The first Child Trust Funds (CTFs) can now be claimed

The first Child Trust Funds (CTFs) are set to mature in September allowing those turning 18 to access their fund for the first time.

CTFs were tax-free children’s savings account set up by the Government, which were available to those born between 1 September 2002 and 2 January 2011.

Parents or guardians of a child who was eligible for CTF would have been sent a starting payment voucher by HMRC of £250, or £500 for those on a low income, which could be used to set up a CTF account.

Once an account was set up, further deposits could be added up to £9,000 (2020-21) each tax year.

However, it is believed that thousands of potential CTF holders do not know they have one or have forgotten that one was set up in their child’s name.

Each account is managed by a ‘registered contact’ who can tell the account provider how to invest the fund and run the account, change the address and other personal details, change the type of account and move the account to another provider. They cannot, however, access funds in the account themselves.

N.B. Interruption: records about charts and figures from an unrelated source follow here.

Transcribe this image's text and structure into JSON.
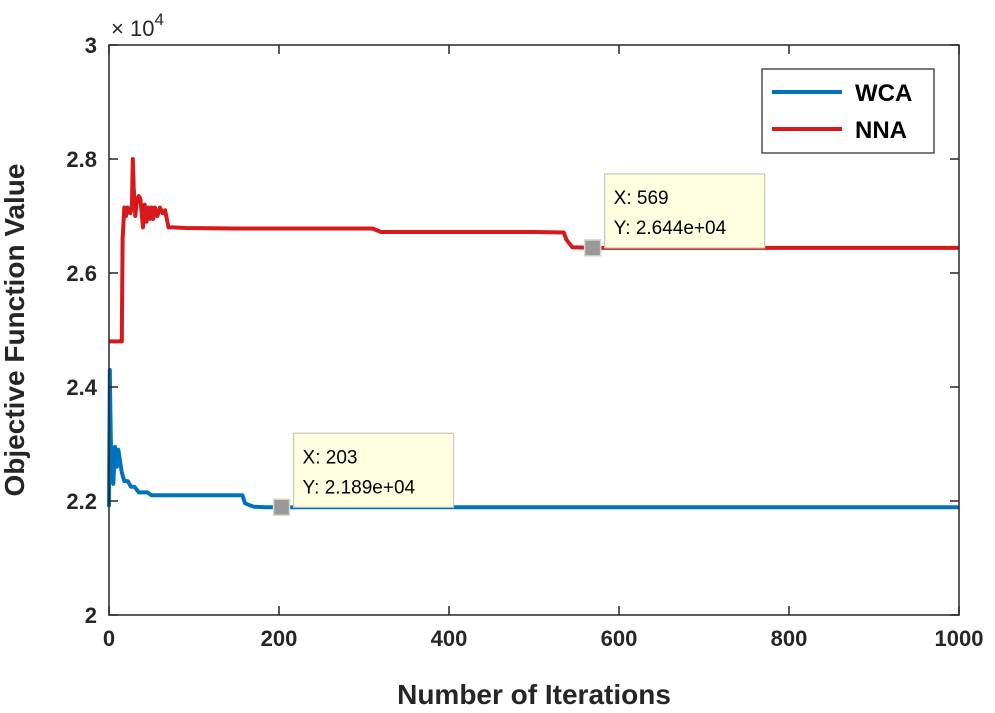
{
  "chart_data": {
    "type": "line",
    "xlabel": "Number of Iterations",
    "ylabel": "Objective Function Value",
    "xlim": [
      0,
      1000
    ],
    "ylim": [
      20000,
      30000
    ],
    "x_ticks": [
      0,
      200,
      400,
      600,
      800,
      1000
    ],
    "y_ticks": [
      20000,
      22000,
      24000,
      26000,
      28000,
      30000
    ],
    "x_tick_labels": [
      "0",
      "200",
      "400",
      "600",
      "800",
      "1000"
    ],
    "y_tick_labels": [
      "2",
      "2.2",
      "2.4",
      "2.6",
      "2.8",
      "3"
    ],
    "y_multiplier": {
      "base": "× 10",
      "exponent": "4"
    },
    "grid": false,
    "legend_position": "top-right",
    "series": [
      {
        "name": "WCA",
        "color": "#0072bd",
        "points": [
          [
            0,
            21900
          ],
          [
            1,
            24300
          ],
          [
            2,
            23200
          ],
          [
            3,
            22500
          ],
          [
            5,
            22300
          ],
          [
            7,
            22950
          ],
          [
            9,
            22600
          ],
          [
            11,
            22900
          ],
          [
            13,
            22700
          ],
          [
            15,
            22500
          ],
          [
            18,
            22350
          ],
          [
            22,
            22350
          ],
          [
            26,
            22250
          ],
          [
            30,
            22250
          ],
          [
            35,
            22150
          ],
          [
            40,
            22150
          ],
          [
            45,
            22150
          ],
          [
            50,
            22100
          ],
          [
            80,
            22100
          ],
          [
            120,
            22100
          ],
          [
            157,
            22100
          ],
          [
            160,
            21960
          ],
          [
            170,
            21900
          ],
          [
            185,
            21890
          ],
          [
            203,
            21890
          ],
          [
            400,
            21890
          ],
          [
            600,
            21890
          ],
          [
            800,
            21890
          ],
          [
            1000,
            21890
          ]
        ]
      },
      {
        "name": "NNA",
        "color": "#d7191c",
        "points": [
          [
            0,
            24800
          ],
          [
            15,
            24800
          ],
          [
            16,
            26600
          ],
          [
            18,
            27150
          ],
          [
            20,
            27000
          ],
          [
            22,
            27150
          ],
          [
            25,
            27050
          ],
          [
            27,
            27150
          ],
          [
            28,
            28000
          ],
          [
            29,
            27500
          ],
          [
            31,
            27000
          ],
          [
            33,
            27300
          ],
          [
            35,
            27350
          ],
          [
            37,
            27300
          ],
          [
            40,
            26800
          ],
          [
            42,
            27200
          ],
          [
            44,
            26900
          ],
          [
            46,
            27150
          ],
          [
            48,
            26950
          ],
          [
            50,
            27150
          ],
          [
            52,
            26950
          ],
          [
            54,
            27150
          ],
          [
            57,
            27000
          ],
          [
            60,
            27150
          ],
          [
            63,
            27050
          ],
          [
            66,
            27100
          ],
          [
            70,
            26800
          ],
          [
            75,
            26800
          ],
          [
            90,
            26790
          ],
          [
            150,
            26780
          ],
          [
            250,
            26780
          ],
          [
            310,
            26780
          ],
          [
            320,
            26720
          ],
          [
            500,
            26720
          ],
          [
            535,
            26710
          ],
          [
            538,
            26590
          ],
          [
            545,
            26450
          ],
          [
            569,
            26440
          ],
          [
            800,
            26440
          ],
          [
            1000,
            26440
          ]
        ]
      }
    ],
    "annotations": [
      {
        "series": "NNA",
        "x": 569,
        "y": 26440,
        "label_x": "X: 569",
        "label_y": "Y: 2.644e+04"
      },
      {
        "series": "WCA",
        "x": 203,
        "y": 21890,
        "label_x": "X: 203",
        "label_y": "Y: 2.189e+04"
      }
    ]
  }
}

When a child turns 16, they are allowed to take control of the account, but cannot withdraw money from it until they turn 18, at which point they can withdraw funds or transfer it to a different savings account. They can also continue saving into their CTF account should they wish to.

When a CTF was set up, the parent or guardian should have received the child’s Unique Reference Number, which will also appear on annual CTF statements. This will also include details of the account type and the provider. These account statements should have been received regularly once the account was set up.

However, some CTF accounts were set up by HMRC on behalf of the child and as a result, many children turning 18 may not be aware that they have a CTF account.

Any child born between 1 September 2002 and 2 January 2011 who is turning 18 can check to see if they have an account by filling out a form on the website by clicking here.

The scheme was replaced by Junior ISAs when it came to an end in 2011. As with CTFs, a Junior ISA cannot be accessed until a child turns 18. Money in a Junior ISA is also tax-free and up to £9,000 can be deposited into an individual account during the 2020-21 tax year.